In other areas of the state, pay cuts for doctors and staff are already a reality.
Last week, leadership at EAMC took temporary pay cuts to cover expenses from COVID testing and screening, increased staffing, and a lack of elective surgeries and non-emergency patient visits. EAMC has been at the epicenter of Alabama’s coronavirus outbreak, treating an average of 40-50 patients hospitalized with COVID-19.
“I asked our senior leadership team to take the first (pay) cut and then we asked our employed physicians as well,” said Laura Grill, EAMC president and CEO, in a statement. “Then (April 8) we communicated a reduction in pay to the rest of our leadership team – our directors and managers. I am very hopeful that these cuts will be temporary and that business will return to normal in the near future.”
‘We're not quitters'
Cooke said one of the biggest lessons he’s learned from the coronavirus epidemic was that there’s no grand plan, nobody waiting in the wings to tell doctors how to transition to telehealth, how to reorganize their businesses. After the initial panic, he said, he and other providers have had to just move forward however they think is best.
“Even though patient volume is low,” he said, “the workload is still high and it’s still pretty stressful for everybody involved.”

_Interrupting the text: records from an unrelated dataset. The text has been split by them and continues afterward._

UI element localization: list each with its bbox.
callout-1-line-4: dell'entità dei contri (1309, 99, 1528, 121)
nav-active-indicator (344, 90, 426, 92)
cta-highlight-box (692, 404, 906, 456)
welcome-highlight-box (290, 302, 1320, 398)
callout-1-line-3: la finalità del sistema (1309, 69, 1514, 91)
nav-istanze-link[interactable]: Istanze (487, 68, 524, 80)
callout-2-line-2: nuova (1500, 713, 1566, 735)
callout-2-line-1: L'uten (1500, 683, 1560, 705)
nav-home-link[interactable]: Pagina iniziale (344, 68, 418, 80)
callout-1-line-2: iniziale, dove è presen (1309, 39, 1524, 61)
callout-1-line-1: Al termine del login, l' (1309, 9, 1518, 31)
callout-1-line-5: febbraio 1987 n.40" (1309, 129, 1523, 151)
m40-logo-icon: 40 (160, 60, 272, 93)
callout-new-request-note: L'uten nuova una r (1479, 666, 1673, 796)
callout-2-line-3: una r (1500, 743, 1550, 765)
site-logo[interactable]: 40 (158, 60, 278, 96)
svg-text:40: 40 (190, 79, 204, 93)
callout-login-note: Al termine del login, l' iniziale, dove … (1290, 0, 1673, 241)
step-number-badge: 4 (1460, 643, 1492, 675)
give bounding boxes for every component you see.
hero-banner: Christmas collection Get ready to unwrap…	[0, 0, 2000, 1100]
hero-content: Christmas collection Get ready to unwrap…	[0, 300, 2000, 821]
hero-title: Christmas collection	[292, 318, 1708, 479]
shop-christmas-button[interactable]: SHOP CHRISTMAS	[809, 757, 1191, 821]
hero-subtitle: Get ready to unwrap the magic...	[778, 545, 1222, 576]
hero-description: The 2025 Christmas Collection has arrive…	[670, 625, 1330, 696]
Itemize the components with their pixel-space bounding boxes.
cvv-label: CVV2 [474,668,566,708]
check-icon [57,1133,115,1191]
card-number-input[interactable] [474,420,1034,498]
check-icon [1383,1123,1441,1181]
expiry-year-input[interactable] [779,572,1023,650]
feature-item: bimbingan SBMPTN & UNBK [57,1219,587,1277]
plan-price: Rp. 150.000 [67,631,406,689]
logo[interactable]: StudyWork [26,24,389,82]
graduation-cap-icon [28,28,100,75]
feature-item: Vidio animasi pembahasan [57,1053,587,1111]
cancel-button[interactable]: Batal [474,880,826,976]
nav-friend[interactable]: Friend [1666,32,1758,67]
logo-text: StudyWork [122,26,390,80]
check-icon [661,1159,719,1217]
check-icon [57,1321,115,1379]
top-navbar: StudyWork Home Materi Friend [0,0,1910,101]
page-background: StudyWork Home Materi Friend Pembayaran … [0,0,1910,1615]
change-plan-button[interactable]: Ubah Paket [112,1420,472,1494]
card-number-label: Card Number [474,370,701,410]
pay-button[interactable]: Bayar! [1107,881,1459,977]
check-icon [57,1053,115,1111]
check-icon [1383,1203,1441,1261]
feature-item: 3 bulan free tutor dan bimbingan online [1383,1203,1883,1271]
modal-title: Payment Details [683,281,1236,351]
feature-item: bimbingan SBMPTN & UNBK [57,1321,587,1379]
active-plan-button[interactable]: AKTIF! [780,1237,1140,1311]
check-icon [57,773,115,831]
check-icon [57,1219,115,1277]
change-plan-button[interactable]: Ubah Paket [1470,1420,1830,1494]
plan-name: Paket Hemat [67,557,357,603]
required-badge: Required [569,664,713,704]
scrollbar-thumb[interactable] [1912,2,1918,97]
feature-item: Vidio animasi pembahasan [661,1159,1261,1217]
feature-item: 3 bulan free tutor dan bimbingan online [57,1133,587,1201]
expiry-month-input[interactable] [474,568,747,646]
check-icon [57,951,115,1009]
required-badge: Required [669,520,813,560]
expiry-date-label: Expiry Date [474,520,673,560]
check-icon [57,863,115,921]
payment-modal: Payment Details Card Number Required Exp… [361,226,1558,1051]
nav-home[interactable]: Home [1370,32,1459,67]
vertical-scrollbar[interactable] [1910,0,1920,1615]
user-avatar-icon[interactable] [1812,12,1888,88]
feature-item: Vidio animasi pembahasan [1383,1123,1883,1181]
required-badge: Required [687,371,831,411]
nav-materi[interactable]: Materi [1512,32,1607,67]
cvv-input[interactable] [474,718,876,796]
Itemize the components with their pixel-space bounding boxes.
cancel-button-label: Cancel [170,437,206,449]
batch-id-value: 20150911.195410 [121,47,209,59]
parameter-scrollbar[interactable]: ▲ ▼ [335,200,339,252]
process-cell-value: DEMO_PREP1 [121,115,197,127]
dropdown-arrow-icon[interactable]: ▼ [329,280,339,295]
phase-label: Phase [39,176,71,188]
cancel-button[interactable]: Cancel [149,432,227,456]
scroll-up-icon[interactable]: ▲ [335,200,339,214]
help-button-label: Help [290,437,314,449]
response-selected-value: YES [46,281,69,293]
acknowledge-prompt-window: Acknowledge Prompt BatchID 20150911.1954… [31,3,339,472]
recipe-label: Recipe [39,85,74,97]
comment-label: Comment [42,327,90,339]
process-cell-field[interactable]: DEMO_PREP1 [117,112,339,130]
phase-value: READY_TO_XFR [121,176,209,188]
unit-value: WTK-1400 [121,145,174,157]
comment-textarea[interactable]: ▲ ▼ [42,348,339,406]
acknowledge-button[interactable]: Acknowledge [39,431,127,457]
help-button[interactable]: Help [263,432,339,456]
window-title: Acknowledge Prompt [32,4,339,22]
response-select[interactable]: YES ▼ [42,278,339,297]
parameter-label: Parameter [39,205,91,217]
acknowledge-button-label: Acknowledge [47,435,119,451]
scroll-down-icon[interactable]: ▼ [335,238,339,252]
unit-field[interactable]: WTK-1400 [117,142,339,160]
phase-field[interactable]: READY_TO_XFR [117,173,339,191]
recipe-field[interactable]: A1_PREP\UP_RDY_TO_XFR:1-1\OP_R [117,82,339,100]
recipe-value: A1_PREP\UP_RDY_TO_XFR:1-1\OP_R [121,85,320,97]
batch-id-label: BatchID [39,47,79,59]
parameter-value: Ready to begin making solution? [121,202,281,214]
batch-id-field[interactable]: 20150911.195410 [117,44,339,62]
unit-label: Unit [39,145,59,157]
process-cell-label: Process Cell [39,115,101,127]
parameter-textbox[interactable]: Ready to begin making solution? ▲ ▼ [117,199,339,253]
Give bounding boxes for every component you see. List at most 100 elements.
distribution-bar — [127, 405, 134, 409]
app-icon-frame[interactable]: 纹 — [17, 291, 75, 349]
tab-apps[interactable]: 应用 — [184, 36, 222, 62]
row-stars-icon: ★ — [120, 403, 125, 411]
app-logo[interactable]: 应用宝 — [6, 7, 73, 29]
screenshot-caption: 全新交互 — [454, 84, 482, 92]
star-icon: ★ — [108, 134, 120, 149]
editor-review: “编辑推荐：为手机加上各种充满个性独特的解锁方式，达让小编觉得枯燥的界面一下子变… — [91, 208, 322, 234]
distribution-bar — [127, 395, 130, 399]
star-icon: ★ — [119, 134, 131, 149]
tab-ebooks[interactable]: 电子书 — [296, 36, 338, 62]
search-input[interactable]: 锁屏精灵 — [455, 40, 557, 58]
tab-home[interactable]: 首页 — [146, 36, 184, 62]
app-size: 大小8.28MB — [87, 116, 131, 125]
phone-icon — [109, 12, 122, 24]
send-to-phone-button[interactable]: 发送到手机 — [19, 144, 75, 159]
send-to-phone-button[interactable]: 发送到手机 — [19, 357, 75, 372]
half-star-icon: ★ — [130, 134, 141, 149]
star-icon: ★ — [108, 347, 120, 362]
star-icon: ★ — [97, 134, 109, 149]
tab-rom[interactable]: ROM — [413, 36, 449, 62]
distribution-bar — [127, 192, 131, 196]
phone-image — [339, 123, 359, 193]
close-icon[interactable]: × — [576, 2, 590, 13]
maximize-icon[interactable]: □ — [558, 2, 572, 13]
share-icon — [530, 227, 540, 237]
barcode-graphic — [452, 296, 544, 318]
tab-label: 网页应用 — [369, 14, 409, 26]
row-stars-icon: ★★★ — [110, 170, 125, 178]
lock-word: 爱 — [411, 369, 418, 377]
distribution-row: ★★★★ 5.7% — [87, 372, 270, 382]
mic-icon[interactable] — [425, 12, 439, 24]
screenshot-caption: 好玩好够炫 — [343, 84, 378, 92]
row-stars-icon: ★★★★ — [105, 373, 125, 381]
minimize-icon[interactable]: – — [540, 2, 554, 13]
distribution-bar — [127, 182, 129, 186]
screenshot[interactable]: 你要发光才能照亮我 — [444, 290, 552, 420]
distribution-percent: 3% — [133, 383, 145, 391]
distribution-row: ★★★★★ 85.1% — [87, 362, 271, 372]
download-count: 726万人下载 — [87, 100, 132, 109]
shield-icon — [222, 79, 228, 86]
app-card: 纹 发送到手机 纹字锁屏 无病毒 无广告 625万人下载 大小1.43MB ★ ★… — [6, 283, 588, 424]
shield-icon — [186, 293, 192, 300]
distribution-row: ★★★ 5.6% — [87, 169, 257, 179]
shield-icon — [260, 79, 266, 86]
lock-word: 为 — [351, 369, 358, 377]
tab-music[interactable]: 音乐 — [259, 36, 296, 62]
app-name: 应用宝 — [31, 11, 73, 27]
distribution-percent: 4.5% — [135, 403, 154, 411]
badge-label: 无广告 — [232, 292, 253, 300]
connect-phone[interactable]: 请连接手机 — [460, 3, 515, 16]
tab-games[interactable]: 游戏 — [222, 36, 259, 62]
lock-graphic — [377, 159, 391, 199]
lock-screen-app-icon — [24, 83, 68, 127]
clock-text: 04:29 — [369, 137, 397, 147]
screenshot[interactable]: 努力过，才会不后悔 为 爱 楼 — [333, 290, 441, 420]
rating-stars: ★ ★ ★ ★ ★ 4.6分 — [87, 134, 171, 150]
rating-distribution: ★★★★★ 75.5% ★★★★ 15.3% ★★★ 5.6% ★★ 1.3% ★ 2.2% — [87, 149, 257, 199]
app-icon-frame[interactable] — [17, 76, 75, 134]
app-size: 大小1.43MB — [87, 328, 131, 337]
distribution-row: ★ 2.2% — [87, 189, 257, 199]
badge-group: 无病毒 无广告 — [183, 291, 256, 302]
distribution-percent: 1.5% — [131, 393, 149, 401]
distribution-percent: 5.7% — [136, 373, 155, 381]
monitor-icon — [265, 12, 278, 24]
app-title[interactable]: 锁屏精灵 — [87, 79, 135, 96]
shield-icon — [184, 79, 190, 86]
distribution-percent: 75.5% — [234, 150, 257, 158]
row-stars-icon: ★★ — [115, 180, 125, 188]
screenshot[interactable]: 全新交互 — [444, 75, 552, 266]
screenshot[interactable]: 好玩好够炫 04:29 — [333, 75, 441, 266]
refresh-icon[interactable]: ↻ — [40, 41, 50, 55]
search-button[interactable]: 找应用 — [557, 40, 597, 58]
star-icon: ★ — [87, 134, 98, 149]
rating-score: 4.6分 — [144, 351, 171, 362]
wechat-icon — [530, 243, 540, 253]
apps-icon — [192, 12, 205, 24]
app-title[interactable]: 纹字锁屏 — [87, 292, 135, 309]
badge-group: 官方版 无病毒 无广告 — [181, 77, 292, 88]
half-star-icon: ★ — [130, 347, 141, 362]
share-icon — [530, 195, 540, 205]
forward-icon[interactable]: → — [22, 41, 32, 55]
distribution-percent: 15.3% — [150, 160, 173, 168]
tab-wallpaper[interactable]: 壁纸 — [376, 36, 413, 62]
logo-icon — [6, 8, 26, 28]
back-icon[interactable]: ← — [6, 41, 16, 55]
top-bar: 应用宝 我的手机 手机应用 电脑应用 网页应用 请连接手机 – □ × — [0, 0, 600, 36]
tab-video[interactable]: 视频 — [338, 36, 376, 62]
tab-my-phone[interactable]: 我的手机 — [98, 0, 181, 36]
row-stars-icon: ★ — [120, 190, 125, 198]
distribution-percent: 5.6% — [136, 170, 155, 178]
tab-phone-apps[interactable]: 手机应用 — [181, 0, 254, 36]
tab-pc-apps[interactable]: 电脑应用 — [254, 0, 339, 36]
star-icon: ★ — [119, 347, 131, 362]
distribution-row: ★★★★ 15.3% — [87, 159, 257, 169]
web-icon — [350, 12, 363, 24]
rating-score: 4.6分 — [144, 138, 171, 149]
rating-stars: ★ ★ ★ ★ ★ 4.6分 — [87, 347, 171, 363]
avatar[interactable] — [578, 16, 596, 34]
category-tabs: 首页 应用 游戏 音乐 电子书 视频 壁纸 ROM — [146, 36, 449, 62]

Cooke said he and his partners are working on a plan to start allowing well patients to come in again for clinics. But not getting the Small Business Administration loan they’d hoped for means that more drastic measures aren’t off the able anymore.
If the worst happened and the clinic had to close, Cooke said he hopes it would only be temporary.
“We’re going to rebound from this,” said Cooke. “It’s just a matter of what that looks like, and the timing. Is there going to be a period where we have to close our doors? So many moving parts, it’s hard to tell. But we’re not quitters.”